Why you need a Bank Token and the Benefits

Fonte: Projectstoc – Token físico de Segurança:

Deve ser implementado atomicamente? Não, há que estudar um meio que se adeque à nossa realidade, mas há também a necessidade de o fazer de forma geral e que passe por renovações sistemáticas. Por último, e porque me parece que se adequa face às queixas que li, bloquear as verbas a favor do queixoso é imperativo.
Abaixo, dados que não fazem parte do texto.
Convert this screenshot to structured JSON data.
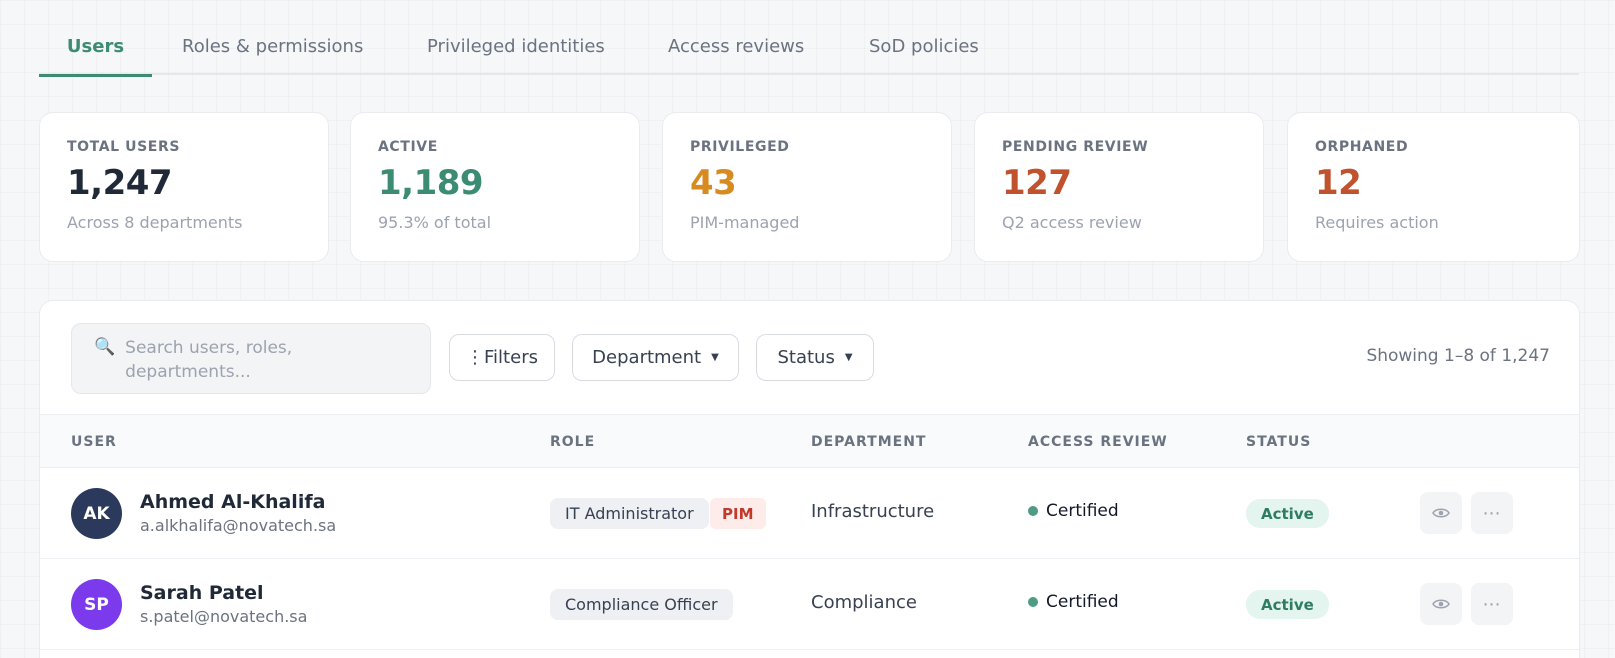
{
  "tabs": [
    {
      "label": "Users",
      "active": true
    },
    {
      "label": "Roles & permissions"
    },
    {
      "label": "Privileged identities"
    },
    {
      "label": "Access reviews"
    },
    {
      "label": "SoD policies"
    }
  ],
  "stats": [
    {
      "label": "TOTAL USERS",
      "value": "1,247",
      "sub": "Across 8 departments",
      "color": "#1f2937"
    },
    {
      "label": "ACTIVE",
      "value": "1,189",
      "sub": "95.3% of total",
      "color": "#3c8b73"
    },
    {
      "label": "PRIVILEGED",
      "value": "43",
      "sub": "PIM-managed",
      "color": "#d68a1f"
    },
    {
      "label": "PENDING REVIEW",
      "value": "127",
      "sub": "Q2 access review",
      "color": "#c0522e"
    },
    {
      "label": "ORPHANED",
      "value": "12",
      "sub": "Requires action",
      "color": "#c0522e"
    }
  ],
  "toolbar": {
    "search_placeholder": "Search users, roles, departments...",
    "filters_label": "⋮Filters",
    "department_label": "Department",
    "status_label": "Status",
    "showing": "Showing 1–8 of 1,247"
  },
  "table": {
    "headers": {
      "user": "USER",
      "role": "ROLE",
      "department": "DEPARTMENT",
      "review": "ACCESS REVIEW",
      "status": "STATUS"
    },
    "rows": [
      {
        "initials": "AK",
        "avatar_color": "#2b3a5c",
        "name": "Ahmed Al-Khalifa",
        "email": "a.alkhalifa@novatech.sa",
        "role": "IT Administrator",
        "badge": "PIM",
        "department": "Infrastructure",
        "review": "Certified",
        "status": "Active"
      },
      {
        "initials": "SP",
        "avatar_color": "#7c3aed",
        "name": "Sarah Patel",
        "email": "s.patel@novatech.sa",
        "role": "Compliance Officer",
        "badge": "",
        "department": "Compliance",
        "review": "Certified",
        "status": "Active"
      }
    ]
  }
}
Muitos reclamantes mencionam que ao falar com os bancos ficam a saber que durante algum tempo o valor está ainda na posse do banco; ora, deixar que depois de tanto stress financeiro e emocional envolvido o valor simplesmente saia da alçada do banco para um congénere seu é um atentado ao bom senso e, acima de tudo, aos valores que a banca deveria representar para com o seu cliente.

Em jeito de despedida, deixo esta recomendação importante caso se veja envolvido num problema destes: não reclame online primeiro! O que deve fazer é falar rapidamente com as autoridades e preferencialmente com a Polícia Judiciária, só depois é que deve usar outros meios para se fazer ouvir. Percebo que possa parecer que um canal público consiga pressionar as entidades envolvidas, mas a realidade é contrária, pelo menos numa primeira instância.